Chialo went on to propose the senate department adopt the International Holocaust Remembrance Alliance’s (IHRA) far-reaching definition of antisemitism, which among other clauses includes: “denying the Jewish people their right to self-determination, e.g., by claiming that the existence of a State of Israel is a racist endeavor” and “drawing comparisons of contemporary Israeli policy to that of the Nazis.” In the wake of Hamas’s deadly October 7 attack and Israel’s retaliatory aggression, both of these accusations have become more commonplace in pro-Palestinian discourse, particularly on social media. Artists and activists thus fear that any criticisms leveled against Israel—from explicating the historically fraught, colonial conditions under which the state arose to condemning modern-day, illegal settlements along the West Bank and East Jerusalem—will now be defined as antisemitic.

Shortly after the Berlin city council released the statement, an open letter decrying the move circulated the German arts and cultural sphere. Now published on e-flux, the statement protesting “the political instrumentalization of antisemitism clauses” has garnered nearly 5,000 signatories. Criticizing the IHRA’s conservative definition, the letter alternatively proposes the more liberal Jerusalem Declaration on Antisemitism. Drafted and undersigned by hundreds of scholars, the Declaration clarifies ambiguities in the IHRA definition while emphasizing that “judgement and sensitivity” are required when applying guidelines against antisemitism.  

Responding to the controversy, the activist group Strike Germany has also emerged on social media, self-described as a “call to refuse German cultural institutions’ use of McCarthyist policies that suppress freedom of expression.” Encouraging arts and cultural workers to boycott German institutions, festivals, and panels, Strike Germany also put forth three demands: “protect artistic freedom (kunstfreiheit),” “focus the fight against antisemitism,” and “combat structural racism.” The third demand, which argues that recent German censorship “distorts, maligns, and silences marginalized positions” that are largely supported by Black and Brown artists, echoes sentiments in the open letter as well as by those whose pro-Palestinian support has been labelled antisemitic.

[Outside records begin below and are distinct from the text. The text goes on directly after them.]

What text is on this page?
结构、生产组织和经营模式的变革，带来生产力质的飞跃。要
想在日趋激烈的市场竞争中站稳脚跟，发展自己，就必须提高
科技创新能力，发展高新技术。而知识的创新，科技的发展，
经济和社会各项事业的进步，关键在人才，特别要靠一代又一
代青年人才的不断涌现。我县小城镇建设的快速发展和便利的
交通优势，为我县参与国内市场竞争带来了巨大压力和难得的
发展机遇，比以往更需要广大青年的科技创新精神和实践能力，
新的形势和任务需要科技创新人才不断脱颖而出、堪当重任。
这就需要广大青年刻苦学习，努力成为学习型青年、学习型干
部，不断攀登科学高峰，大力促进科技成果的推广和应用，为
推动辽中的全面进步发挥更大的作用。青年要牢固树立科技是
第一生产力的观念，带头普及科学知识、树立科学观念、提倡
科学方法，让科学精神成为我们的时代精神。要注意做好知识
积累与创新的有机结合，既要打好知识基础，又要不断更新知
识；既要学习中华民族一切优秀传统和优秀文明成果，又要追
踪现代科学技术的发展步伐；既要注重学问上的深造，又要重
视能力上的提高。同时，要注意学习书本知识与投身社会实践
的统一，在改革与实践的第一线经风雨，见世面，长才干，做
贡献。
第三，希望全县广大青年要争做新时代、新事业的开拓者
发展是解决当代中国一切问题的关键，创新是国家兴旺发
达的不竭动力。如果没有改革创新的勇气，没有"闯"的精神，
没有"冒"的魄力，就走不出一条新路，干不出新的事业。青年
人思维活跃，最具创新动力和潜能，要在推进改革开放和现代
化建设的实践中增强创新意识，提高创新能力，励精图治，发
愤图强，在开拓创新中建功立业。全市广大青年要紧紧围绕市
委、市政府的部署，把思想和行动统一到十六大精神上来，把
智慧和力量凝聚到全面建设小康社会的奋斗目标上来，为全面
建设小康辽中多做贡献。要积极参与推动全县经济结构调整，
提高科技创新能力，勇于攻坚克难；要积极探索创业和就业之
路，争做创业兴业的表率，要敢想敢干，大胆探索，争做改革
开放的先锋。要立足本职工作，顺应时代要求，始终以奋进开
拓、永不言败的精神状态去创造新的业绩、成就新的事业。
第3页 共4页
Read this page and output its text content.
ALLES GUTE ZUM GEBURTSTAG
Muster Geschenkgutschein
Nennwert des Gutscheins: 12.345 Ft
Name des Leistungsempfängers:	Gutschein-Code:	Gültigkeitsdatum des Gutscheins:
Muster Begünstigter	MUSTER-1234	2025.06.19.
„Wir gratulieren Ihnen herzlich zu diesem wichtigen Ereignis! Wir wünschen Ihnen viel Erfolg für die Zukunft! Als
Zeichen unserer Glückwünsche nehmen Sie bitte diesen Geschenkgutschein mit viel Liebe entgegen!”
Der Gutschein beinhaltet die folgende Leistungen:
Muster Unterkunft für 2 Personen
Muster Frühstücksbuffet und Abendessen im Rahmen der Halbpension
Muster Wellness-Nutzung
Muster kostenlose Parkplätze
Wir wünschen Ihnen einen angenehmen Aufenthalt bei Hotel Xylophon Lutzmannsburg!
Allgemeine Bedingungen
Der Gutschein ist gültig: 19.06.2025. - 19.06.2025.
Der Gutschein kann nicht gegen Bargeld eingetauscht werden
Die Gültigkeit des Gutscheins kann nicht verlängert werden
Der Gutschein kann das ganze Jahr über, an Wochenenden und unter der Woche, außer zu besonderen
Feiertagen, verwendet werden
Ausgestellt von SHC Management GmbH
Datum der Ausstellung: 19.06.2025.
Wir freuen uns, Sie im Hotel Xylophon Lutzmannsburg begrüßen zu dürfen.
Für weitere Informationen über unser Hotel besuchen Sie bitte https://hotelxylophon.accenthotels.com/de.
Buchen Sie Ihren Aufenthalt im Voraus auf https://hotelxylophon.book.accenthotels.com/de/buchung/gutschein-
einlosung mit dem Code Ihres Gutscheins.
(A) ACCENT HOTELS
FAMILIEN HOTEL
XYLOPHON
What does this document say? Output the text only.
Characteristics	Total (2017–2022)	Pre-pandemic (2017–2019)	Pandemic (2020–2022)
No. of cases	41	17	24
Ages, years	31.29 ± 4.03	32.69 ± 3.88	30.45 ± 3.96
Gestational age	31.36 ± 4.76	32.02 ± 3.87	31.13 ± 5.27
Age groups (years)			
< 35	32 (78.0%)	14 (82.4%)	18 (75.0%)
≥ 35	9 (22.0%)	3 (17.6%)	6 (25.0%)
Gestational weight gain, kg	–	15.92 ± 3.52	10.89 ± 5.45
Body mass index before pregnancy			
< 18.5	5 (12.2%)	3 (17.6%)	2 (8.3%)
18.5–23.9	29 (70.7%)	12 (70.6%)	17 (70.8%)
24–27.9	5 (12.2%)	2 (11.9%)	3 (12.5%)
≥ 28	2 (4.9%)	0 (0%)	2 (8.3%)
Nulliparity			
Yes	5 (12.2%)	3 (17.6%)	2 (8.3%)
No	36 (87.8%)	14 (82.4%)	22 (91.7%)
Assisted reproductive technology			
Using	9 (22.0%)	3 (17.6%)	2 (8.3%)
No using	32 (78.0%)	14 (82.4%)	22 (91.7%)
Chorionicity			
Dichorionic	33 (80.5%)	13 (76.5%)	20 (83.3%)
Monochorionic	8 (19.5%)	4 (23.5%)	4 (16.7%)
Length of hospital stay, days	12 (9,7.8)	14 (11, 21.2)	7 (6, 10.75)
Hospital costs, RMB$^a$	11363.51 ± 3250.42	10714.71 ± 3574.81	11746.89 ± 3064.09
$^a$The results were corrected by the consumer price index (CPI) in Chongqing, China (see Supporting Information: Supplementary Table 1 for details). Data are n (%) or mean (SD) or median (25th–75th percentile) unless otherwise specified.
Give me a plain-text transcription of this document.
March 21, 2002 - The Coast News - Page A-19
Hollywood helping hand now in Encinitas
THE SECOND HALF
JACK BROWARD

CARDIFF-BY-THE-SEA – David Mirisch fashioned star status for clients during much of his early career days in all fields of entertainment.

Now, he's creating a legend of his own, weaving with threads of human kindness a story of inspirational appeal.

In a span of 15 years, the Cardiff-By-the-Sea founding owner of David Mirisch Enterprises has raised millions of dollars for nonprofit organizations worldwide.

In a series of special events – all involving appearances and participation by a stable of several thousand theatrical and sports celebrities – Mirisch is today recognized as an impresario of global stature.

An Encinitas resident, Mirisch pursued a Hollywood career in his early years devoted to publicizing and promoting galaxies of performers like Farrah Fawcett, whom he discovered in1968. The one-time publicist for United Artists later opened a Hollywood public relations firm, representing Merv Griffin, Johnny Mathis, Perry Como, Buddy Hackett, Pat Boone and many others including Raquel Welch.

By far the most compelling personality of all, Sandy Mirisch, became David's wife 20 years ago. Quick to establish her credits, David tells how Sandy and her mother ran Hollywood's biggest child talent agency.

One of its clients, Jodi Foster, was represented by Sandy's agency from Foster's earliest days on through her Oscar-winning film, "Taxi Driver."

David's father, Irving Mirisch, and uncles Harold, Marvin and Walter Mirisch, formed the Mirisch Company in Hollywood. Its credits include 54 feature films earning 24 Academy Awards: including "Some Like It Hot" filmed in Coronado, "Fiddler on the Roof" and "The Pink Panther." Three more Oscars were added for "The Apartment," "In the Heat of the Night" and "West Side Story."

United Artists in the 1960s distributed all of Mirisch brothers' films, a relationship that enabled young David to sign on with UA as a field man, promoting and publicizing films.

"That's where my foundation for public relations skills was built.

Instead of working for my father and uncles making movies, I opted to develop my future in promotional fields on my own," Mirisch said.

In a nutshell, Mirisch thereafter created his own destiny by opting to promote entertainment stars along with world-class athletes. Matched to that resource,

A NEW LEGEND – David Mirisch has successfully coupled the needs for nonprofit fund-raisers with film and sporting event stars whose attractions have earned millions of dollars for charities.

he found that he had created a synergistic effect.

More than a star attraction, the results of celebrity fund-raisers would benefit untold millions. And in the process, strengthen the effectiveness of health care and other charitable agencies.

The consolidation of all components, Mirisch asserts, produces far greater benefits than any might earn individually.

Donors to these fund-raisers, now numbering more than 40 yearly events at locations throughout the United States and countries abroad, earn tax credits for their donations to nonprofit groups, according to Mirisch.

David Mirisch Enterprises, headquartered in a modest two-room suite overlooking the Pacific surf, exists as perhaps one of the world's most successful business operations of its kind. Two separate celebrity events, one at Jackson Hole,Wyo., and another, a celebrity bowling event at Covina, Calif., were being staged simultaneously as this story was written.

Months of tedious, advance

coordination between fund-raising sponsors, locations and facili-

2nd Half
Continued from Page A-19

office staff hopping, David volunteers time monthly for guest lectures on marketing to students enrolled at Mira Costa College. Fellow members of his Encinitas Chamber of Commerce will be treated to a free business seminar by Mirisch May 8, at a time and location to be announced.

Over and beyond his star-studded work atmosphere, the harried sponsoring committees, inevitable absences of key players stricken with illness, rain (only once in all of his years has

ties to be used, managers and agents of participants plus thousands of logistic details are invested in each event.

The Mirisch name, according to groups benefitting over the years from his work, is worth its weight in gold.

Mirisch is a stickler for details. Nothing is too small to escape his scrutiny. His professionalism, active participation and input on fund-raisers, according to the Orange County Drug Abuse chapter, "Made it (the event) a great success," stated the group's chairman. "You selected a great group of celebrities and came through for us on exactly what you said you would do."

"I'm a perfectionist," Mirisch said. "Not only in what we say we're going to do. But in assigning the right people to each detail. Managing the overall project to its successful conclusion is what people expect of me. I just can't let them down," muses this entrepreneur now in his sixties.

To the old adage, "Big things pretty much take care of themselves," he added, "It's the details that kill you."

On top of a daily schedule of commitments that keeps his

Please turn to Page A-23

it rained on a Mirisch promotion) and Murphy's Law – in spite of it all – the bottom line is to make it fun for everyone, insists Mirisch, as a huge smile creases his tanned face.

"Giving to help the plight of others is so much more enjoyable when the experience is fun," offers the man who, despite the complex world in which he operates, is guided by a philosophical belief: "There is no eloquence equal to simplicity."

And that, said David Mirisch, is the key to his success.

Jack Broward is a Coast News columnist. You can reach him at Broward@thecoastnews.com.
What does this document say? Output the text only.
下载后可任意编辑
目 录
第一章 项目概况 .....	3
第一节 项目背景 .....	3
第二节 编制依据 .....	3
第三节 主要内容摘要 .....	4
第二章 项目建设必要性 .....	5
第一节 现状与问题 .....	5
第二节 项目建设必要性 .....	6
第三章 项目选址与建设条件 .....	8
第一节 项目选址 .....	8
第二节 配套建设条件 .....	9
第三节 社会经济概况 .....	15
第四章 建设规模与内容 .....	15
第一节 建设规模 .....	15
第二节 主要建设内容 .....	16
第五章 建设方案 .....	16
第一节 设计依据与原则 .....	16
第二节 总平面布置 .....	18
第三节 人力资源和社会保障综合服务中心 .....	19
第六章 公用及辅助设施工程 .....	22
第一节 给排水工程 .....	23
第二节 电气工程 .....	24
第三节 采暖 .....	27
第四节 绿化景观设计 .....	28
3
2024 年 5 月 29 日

The mandatory stipulation comes amid a slew of cancelled exhibitions with artists who have voiced solidarity with Palestine in recent months, including Jewish-South African artist Candice Breitz and numerous others of Palestinian, Arab, and Muslim heritage. The 10th Biennale für aktuelle Fotografie was also nixed by authorities in three western German cities for curators’ criticisms of Israel, while Documenta 16’s finding committee members resigned over the organization’s prohibition on speaking out against Zionism. 

Anna Lentchner is assistant editor at ArtAsiaPacific.